Er ist immer da, er war schon immer da, und immer an der gleichen Stelle – nämlich nahe beim Fundament, im Untergeschoss der Villa „Deutsches Musikleben“, da treibt Theo sein Unwesen. In den lichten Salons der Eitelkeiten, im Obergeschoss der Mächtigen, im Foyer des Blitzlichtgewitters ist nicht sein Platz. Er haust im Keller. Dort wo die Stützpfeiler stehen und wo in jedem Haushalt das Eingemachte lagert.

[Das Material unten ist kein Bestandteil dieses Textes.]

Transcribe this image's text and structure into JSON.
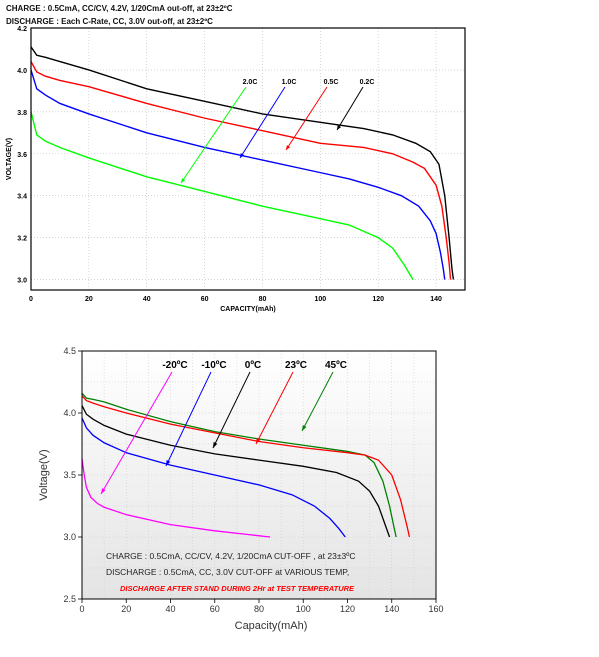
{
  "chart_data": [
    {
      "type": "line",
      "title_lines": [
        "CHARGE : 0.5CmA, CC/CV, 4.2V, 1/20CmA out-off, at 23±2ºC",
        "DISCHARGE : Each C-Rate, CC, 3.0V out-off, at 23±2ºC"
      ],
      "xlabel": "CAPACITY(mAh)",
      "ylabel": "VOLTAGE(V)",
      "xlim": [
        0,
        150
      ],
      "ylim": [
        2.95,
        4.2
      ],
      "xticks": [
        "0",
        "20",
        "40",
        "60",
        "80",
        "100",
        "120",
        "140"
      ],
      "yticks": [
        "3.0",
        "3.2",
        "3.4",
        "3.6",
        "3.8",
        "4.0",
        "4.2"
      ],
      "grid": true,
      "series": [
        {
          "name": "0.2C",
          "color": "#000000",
          "x": [
            0,
            2,
            5,
            10,
            20,
            40,
            60,
            80,
            100,
            115,
            125,
            133,
            138,
            141,
            143,
            144.5,
            145.5,
            146
          ],
          "y": [
            4.11,
            4.07,
            4.06,
            4.04,
            4.0,
            3.91,
            3.85,
            3.79,
            3.75,
            3.72,
            3.69,
            3.65,
            3.61,
            3.55,
            3.4,
            3.2,
            3.05,
            3.0
          ]
        },
        {
          "name": "0.5C",
          "color": "#ff0000",
          "x": [
            0,
            2,
            5,
            10,
            20,
            40,
            60,
            80,
            100,
            115,
            125,
            132,
            136,
            140,
            142,
            143.5,
            144.5,
            145
          ],
          "y": [
            4.04,
            3.99,
            3.97,
            3.95,
            3.92,
            3.84,
            3.77,
            3.71,
            3.65,
            3.63,
            3.6,
            3.56,
            3.53,
            3.45,
            3.35,
            3.2,
            3.08,
            3.0
          ]
        },
        {
          "name": "1.0C",
          "color": "#0000ff",
          "x": [
            0,
            2,
            5,
            10,
            20,
            40,
            60,
            80,
            100,
            110,
            120,
            128,
            134,
            138,
            140,
            141.5,
            142.5,
            143
          ],
          "y": [
            4.0,
            3.91,
            3.88,
            3.84,
            3.79,
            3.7,
            3.63,
            3.57,
            3.51,
            3.48,
            3.44,
            3.4,
            3.35,
            3.28,
            3.22,
            3.13,
            3.05,
            3.0
          ]
        },
        {
          "name": "2.0C",
          "color": "#00ff00",
          "x": [
            0,
            2,
            5,
            10,
            20,
            40,
            60,
            80,
            100,
            110,
            120,
            125,
            129,
            132
          ],
          "y": [
            3.8,
            3.69,
            3.66,
            3.63,
            3.58,
            3.49,
            3.42,
            3.35,
            3.29,
            3.26,
            3.2,
            3.15,
            3.07,
            3.0
          ]
        }
      ],
      "legend_labels": [
        "2.0C",
        "1.0C",
        "0.5C",
        "0.2C"
      ]
    },
    {
      "type": "line",
      "xlabel": "Capacity(mAh)",
      "ylabel": "Voltage(V)",
      "xlim": [
        0,
        160
      ],
      "ylim": [
        2.5,
        4.5
      ],
      "xticks": [
        "0",
        "20",
        "40",
        "60",
        "80",
        "100",
        "120",
        "140",
        "160"
      ],
      "yticks": [
        "2.5",
        "3.0",
        "3.5",
        "4.0",
        "4.5"
      ],
      "grid": true,
      "series": [
        {
          "name": "45ºC",
          "color": "#008000",
          "x": [
            0,
            2,
            5,
            10,
            20,
            40,
            60,
            80,
            100,
            120,
            128,
            132,
            136,
            139,
            141,
            142
          ],
          "y": [
            4.16,
            4.12,
            4.11,
            4.09,
            4.03,
            3.93,
            3.85,
            3.79,
            3.74,
            3.69,
            3.66,
            3.6,
            3.45,
            3.25,
            3.08,
            3.0
          ]
        },
        {
          "name": "23ºC",
          "color": "#ff0000",
          "x": [
            0,
            2,
            5,
            10,
            20,
            40,
            60,
            80,
            100,
            120,
            128,
            134,
            140,
            144,
            147,
            148
          ],
          "y": [
            4.14,
            4.1,
            4.08,
            4.05,
            4.0,
            3.91,
            3.84,
            3.77,
            3.72,
            3.68,
            3.66,
            3.62,
            3.5,
            3.3,
            3.08,
            3.0
          ]
        },
        {
          "name": "0ºC",
          "color": "#000000",
          "x": [
            0,
            2,
            5,
            10,
            20,
            40,
            60,
            80,
            100,
            115,
            125,
            130,
            134,
            137,
            139
          ],
          "y": [
            4.06,
            3.99,
            3.95,
            3.9,
            3.83,
            3.74,
            3.67,
            3.62,
            3.57,
            3.52,
            3.45,
            3.37,
            3.25,
            3.1,
            3.0
          ]
        },
        {
          "name": "-10ºC",
          "color": "#0000ff",
          "x": [
            0,
            2,
            5,
            10,
            20,
            40,
            60,
            80,
            95,
            105,
            112,
            116,
            119
          ],
          "y": [
            3.96,
            3.88,
            3.82,
            3.76,
            3.68,
            3.58,
            3.5,
            3.42,
            3.34,
            3.25,
            3.15,
            3.07,
            3.0
          ]
        },
        {
          "name": "-20ºC",
          "color": "#ff00ff",
          "x": [
            0,
            1,
            2,
            4,
            7,
            10,
            20,
            40,
            60,
            75,
            85
          ],
          "y": [
            3.63,
            3.5,
            3.4,
            3.32,
            3.27,
            3.24,
            3.18,
            3.1,
            3.05,
            3.02,
            3.0
          ]
        }
      ],
      "legend_labels": [
        "-20ºC",
        "-10ºC",
        "0ºC",
        "23ºC",
        "45ºC"
      ],
      "annotations": [
        {
          "text": "CHARGE      : 0.5CmA, CC/CV, 4.2V, 1/20CmA CUT-OFF , at 23±3ºC",
          "color": "#222222"
        },
        {
          "text": "DISCHARGE : 0.5CmA, CC, 3.0V CUT-OFF at VARIOUS TEMP,",
          "color": "#222222"
        },
        {
          "text": "DISCHARGE AFTER STAND DURING 2Hr at TEST TEMPERATURE",
          "color": "#ff0000"
        }
      ]
    }
  ]
}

Und wenn es ihm wieder mal langt, dann wird dem Oberhaus beim monatlichen nmz-Buffet  eine Portion angegammeltes Eingemachtes präsentiert. Die ewigen Bewohner der Obergeschosse, die seit Jahrzehnten dort oben wandeln, die schimpfen dann auf den Poltergeist im Keller, der einem schon wieder das schöne Buffet mit verschimmelter Marmelade versaut. Man diskutiert darüber, wie man den unangenehmen Geist loswerden könnte – dazu kommt es jedoch nie, denn ein wenig Angst und Respekt haben alle vor ihm –, und über aller Poltergeistverfluchung vergisst man am Ende die verschimmelte Marmelade…

Aber dann wird Theo ungnädig und rüttelt heftig an den faulenden Stützpfeilern, und auf einmal beginnt das ganze Haus zu wanken.

Im Oberschoss beginnt das Licht zu flackern, es wird richtig ungemütlich und erhebliche Unruhe macht sich breit. Alle erinnern sich daran, dass man es ja schon immer vor hatte, dringend an den Stützpfeilern etwas zu tun und den Keller auszumisten, und man müsse jetzt sofort damit beginnen. Bei den endlos gleichen Diskussionen über das „Wie?“ und das „Wer mit Wem?“ und schlimmer noch „Wer mit wem nicht?“ erinnert man sich am Ende dann auch immer wieder an den Fachmann aus dem Untergeschoss, und dann moderiert Theo Podiumsdiskussionen und wird zu den AGs im Obergeschoss an den Tisch gebeten. Er kennt sich nämlich aus, nicht nur im Untergeschoss, sondern vor allem draußen, außerhalb der Villa Musikleben. Und wenn alles gut geht, wird am Ende sogar wirklich repariert, wird ein wenig Keller ausgemistet, werden morsche Stützpfeiler geflickt.

Anschließend lehnt man sich befriedigt zurück, bis nach einiger Zeit vergammeltes Apfelkompott auf den Tisch kommt…

Lieber Theo, ohne Dich wäre die Villa Musikleben nicht das, was sie heute ist. Und hoffentlich können wir noch sehr lange mit Dir im Geißler-Keller zusammensitzen, ein wenig an den Fundamenten bohren und vor allem: ans Eingemachte gehen!